Cet individu serait apparemment le coordinateur logistique de la sous-structure Nicolás Antonio Urango Reyes.
Dans une opération coordonnée conduite par la Marine colombienne et la Police nationale, les actes terroristes de la Sous-structure Nicolás Antonio Urango Reyes du Groupe Armé Organisé, Clan del Golfo, ont été éliminés après l'arrestation d'alias Ayapel ou Niño Mercado, un chef de réseau de cinquième niveau qui générerait de la peur et des actes criminels apparemment conduits dans le département de Bolívar.
L'opération qui combinait des moyens aériens et terrestres, a eu lieu dans le village de Buenavista, zone rurale de la municipalité d'El Carmen de Bolívar, où des unités de la Force navale des Caraïbes en coordination avec la Police nationale, ont lancé un mandat d'arrêt, émis par le Procureur général de la Nation contre cet individu.
Cette arrestation devient un coup stratégique contre le crime organisé, car cet individu serait le coordinateur logistique présumé de la sous-structure Nicolás Antonio Urango Reyes, qui dirigerait et coordonnerait des activités illicites, visant principalement à augmenter le contrôle illégal des itinéraires de mobilité utilisés pour l'approvisionnement logistique et la fourniture de ressources au sein de la sous-structure de coordination, principalement du trafic de drogue et de l'extorsion.

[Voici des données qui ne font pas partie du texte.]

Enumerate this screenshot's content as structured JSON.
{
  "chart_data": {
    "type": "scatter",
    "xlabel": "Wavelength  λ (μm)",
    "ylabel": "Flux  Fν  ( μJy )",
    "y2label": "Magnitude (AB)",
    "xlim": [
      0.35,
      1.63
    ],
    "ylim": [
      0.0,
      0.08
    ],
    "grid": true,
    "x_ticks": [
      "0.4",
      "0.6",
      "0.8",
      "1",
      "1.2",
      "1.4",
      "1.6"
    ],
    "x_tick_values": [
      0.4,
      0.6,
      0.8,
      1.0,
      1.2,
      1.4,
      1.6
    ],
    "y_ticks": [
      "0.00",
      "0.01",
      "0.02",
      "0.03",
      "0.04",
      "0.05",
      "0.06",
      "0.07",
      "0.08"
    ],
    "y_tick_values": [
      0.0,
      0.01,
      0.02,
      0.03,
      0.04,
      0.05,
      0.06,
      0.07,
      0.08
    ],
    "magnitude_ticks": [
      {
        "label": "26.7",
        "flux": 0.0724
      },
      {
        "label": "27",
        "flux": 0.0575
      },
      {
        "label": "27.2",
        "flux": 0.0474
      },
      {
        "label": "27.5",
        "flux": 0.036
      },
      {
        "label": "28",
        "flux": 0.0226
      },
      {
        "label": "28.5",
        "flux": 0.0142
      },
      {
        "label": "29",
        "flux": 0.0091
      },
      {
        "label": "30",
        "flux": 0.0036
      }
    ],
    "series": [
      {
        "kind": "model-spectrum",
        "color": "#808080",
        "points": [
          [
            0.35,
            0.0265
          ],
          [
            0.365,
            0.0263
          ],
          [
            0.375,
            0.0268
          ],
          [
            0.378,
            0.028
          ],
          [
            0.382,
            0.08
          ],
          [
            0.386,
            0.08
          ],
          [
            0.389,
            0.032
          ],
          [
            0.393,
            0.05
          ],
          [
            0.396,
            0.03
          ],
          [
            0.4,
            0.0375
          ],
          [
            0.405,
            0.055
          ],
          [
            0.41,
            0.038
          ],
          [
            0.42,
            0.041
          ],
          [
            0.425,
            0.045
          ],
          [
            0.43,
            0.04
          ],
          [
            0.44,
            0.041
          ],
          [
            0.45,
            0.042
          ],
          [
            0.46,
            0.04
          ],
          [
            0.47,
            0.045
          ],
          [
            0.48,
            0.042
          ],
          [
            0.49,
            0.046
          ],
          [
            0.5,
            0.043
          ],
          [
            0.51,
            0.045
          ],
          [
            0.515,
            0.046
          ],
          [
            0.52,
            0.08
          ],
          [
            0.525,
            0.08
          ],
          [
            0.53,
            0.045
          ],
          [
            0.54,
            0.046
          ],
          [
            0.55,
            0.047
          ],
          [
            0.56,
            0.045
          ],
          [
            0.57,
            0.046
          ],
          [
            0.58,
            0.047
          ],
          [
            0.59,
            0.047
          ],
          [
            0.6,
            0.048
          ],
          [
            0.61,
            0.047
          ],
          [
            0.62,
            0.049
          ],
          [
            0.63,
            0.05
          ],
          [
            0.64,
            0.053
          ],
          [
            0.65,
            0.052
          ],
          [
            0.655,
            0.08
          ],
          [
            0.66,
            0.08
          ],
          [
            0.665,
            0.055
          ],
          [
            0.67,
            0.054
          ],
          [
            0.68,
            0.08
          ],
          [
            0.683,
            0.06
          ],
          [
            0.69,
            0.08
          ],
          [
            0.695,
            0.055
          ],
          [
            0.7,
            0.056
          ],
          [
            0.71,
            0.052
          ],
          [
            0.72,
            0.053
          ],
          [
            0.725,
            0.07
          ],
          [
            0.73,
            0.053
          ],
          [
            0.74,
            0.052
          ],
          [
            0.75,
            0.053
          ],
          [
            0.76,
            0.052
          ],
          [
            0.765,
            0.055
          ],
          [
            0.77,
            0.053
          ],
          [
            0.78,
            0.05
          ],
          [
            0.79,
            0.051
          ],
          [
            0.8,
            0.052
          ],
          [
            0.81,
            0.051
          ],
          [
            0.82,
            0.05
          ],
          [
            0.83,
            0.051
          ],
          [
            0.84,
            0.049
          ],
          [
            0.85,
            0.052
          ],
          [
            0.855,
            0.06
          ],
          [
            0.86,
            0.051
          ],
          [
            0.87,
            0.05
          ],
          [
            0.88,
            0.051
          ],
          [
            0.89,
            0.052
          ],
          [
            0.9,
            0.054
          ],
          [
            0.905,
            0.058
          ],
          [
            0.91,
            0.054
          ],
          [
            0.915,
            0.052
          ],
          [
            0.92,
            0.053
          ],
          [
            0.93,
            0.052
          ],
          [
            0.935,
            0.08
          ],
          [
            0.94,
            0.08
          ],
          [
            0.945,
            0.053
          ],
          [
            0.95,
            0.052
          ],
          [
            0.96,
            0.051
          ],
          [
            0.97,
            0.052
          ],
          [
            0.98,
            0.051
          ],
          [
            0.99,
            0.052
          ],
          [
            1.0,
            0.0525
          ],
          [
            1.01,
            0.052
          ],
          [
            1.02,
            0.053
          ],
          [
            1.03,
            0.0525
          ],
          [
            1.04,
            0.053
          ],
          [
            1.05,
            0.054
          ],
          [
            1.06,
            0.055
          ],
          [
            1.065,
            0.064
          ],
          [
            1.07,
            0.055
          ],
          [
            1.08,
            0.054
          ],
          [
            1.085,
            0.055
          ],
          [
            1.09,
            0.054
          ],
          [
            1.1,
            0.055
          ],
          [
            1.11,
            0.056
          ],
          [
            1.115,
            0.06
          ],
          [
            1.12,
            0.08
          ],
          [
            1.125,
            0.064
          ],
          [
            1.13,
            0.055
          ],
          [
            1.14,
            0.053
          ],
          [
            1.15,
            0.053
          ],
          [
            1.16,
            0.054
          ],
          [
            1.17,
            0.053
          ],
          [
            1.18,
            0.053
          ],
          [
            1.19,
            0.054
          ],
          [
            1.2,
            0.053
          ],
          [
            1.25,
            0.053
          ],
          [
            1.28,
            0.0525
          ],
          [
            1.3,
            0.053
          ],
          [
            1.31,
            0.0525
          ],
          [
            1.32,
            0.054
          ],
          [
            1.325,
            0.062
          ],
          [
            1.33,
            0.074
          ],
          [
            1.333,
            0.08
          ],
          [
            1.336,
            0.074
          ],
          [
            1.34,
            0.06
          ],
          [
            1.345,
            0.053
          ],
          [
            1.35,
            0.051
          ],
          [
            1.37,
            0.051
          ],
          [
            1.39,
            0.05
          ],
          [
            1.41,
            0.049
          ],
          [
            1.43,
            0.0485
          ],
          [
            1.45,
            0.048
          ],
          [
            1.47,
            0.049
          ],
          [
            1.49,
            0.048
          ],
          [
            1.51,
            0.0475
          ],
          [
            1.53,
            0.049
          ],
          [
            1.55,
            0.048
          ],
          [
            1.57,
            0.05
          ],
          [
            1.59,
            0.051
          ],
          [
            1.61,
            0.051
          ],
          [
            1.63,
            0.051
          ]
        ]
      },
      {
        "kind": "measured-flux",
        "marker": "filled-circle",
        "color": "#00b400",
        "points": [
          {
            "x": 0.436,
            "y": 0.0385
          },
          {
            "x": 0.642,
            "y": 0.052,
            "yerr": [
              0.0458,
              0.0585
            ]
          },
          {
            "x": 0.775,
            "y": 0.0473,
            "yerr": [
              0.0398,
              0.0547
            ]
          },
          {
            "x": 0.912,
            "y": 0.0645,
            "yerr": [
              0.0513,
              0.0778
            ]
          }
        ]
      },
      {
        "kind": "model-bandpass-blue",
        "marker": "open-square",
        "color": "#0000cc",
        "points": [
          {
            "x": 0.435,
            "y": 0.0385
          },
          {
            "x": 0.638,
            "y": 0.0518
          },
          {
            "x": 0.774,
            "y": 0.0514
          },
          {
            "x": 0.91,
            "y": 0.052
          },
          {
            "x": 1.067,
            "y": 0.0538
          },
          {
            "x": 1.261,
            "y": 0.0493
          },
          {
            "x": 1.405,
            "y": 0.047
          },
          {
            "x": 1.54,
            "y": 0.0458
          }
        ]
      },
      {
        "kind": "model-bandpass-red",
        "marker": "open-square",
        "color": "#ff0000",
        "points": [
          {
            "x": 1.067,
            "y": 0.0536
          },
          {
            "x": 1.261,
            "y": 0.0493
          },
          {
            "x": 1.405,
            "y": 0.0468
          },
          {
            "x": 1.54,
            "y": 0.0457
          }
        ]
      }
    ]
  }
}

Ses opérations seraient apparemment axées sur la préservation de la dynamique criminelle et la durabilité des ressources criminelles de l'organisation, en assurant la disponibilité constante des précurseurs chimiques nécessaires à ses activités illicites.
Il aurait soutenu la composante armée de la sous-structure, servant de liaison pour le mouvement des éléments de guerre et des hommes en armes, utilisant les villages de Bajo Grande, Buenavista, San Carlos et Raízal comme principale zone d'ingérence criminelle dans la sous-région de Los Montes de María.
En coordination avec les unités du département de police de Bolivar, l'homme arrêté a été conduit dans la zone urbaine de la municipalité de Carmen de Bolivar pour poursuivre son processus judiciaire.